If I had to use one of these modern JS frameworks, I think Vue without build step would be one of the candidates. No shitty webpack configuring, no minimizer, no bundler, no friggin uglyfier, no juggling modules. None of the crap, just write your JS and serve the script, done.

Totally agree — the ESM build of Vue gives you a great “no-bundler” experience with a full framework behind it.

dagger.js sits in the same no-build space, but deliberately strips it down even further: no VDOM, no reactive system, no SFCs. Just HTML with attributes like +click / +load, and it plays nicely with native Web Components. The trade-off is fewer features, but also less surface area and almost nothing to configure.

So if Vue ESM is “full-featured without the tooling overhead,” dagger.js is more like “minimal glue you can drop in via <script> when you want to stay as close to plain HTML/JS as possible.”
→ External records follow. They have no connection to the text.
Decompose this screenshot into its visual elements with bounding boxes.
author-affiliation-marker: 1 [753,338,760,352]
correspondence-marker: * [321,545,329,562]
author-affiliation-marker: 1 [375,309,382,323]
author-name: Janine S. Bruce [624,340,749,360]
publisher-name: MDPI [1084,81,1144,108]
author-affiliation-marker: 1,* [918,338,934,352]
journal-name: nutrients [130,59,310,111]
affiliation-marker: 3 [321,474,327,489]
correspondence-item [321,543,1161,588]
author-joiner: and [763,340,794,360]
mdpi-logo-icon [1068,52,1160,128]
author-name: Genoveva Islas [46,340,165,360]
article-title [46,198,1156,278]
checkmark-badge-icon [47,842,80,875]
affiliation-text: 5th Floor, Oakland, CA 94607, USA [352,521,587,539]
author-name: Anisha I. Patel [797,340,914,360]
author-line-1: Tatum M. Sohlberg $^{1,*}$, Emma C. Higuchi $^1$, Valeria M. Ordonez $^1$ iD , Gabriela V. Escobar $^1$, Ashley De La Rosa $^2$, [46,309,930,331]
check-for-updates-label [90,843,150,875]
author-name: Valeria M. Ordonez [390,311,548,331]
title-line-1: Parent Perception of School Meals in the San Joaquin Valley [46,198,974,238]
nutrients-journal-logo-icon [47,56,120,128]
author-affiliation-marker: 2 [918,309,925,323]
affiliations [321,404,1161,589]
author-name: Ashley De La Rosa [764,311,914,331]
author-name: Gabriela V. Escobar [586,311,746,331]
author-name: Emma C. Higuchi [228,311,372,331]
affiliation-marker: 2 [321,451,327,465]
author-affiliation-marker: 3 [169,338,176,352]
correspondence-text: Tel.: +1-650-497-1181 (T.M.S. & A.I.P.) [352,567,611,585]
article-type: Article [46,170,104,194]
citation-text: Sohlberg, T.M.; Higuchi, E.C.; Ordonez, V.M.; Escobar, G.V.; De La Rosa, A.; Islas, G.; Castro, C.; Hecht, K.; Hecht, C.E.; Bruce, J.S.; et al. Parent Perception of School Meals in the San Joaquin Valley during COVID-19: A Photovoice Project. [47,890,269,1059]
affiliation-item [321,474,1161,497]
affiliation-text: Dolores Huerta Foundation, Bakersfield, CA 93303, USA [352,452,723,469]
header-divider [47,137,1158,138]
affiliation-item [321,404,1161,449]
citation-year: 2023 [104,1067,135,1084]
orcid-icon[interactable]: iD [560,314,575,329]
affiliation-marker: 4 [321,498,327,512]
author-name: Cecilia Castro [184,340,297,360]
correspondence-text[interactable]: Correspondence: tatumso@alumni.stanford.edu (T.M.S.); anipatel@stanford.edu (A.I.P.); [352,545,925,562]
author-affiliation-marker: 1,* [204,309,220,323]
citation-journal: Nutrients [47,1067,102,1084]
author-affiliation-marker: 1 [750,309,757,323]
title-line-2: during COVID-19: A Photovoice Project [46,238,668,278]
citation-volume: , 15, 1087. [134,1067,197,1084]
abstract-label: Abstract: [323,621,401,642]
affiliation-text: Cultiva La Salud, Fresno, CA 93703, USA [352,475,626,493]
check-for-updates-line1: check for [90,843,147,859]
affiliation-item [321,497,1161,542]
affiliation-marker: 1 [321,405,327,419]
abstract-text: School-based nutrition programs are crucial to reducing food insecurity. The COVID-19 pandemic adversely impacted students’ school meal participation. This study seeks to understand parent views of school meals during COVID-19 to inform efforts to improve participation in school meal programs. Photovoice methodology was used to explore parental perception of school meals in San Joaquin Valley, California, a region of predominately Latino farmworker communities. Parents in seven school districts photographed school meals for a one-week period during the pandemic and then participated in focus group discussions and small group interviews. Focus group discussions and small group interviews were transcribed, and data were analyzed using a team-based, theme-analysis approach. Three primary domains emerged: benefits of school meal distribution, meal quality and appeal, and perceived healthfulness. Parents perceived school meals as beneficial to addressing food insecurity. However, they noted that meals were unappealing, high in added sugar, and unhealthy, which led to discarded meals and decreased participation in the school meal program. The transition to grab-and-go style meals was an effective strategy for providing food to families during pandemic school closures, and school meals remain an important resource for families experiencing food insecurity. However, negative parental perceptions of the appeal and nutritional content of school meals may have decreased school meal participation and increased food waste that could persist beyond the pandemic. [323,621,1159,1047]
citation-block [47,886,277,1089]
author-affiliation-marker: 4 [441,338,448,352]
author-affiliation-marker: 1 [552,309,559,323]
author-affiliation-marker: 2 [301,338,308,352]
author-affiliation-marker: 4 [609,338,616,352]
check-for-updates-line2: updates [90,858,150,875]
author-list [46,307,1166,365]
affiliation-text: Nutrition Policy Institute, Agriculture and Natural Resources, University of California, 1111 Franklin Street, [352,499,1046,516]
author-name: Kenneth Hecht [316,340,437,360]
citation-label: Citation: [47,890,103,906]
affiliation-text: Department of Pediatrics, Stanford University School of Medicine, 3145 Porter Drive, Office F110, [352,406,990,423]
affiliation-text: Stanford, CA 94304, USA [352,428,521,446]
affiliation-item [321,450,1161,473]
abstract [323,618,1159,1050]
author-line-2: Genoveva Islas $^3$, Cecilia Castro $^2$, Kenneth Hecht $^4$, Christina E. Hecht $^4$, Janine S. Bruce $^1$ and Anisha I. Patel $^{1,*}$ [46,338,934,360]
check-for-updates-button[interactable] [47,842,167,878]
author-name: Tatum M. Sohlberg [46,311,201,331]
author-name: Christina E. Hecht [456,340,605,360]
my framework of choice is aurelia. it is probably as fully featured as vue, but at a glance its templating and minimal need for glue code makes it look more similar to dagger.js than vue, to the point that i think it should be easy to convert from aurelia to dagger.js and back.

like vue, by default aurelia uses a build step, but serving it directly from a CDN or your own server is possible. i am actually working on a site that does that right now.

one thing i like about aurelia is that a template and js code are associated by name, so <this-view></this-view> translates to this-view.js: class ThisView {}, this-view.html, this-view.css, so they all form one unit, and i only need to import the js and specify the class name to load and have everything else defined automatically.

if i read https://daggerjs.org/#/module/introduction correctly, then you treat each of those as independent modules, that need to be specified separately.

Your post and comments definitely made me interested in trying it out! Usually I use as little JS as possible, but maybe I have a need for something soon, and then I might try your library/framework!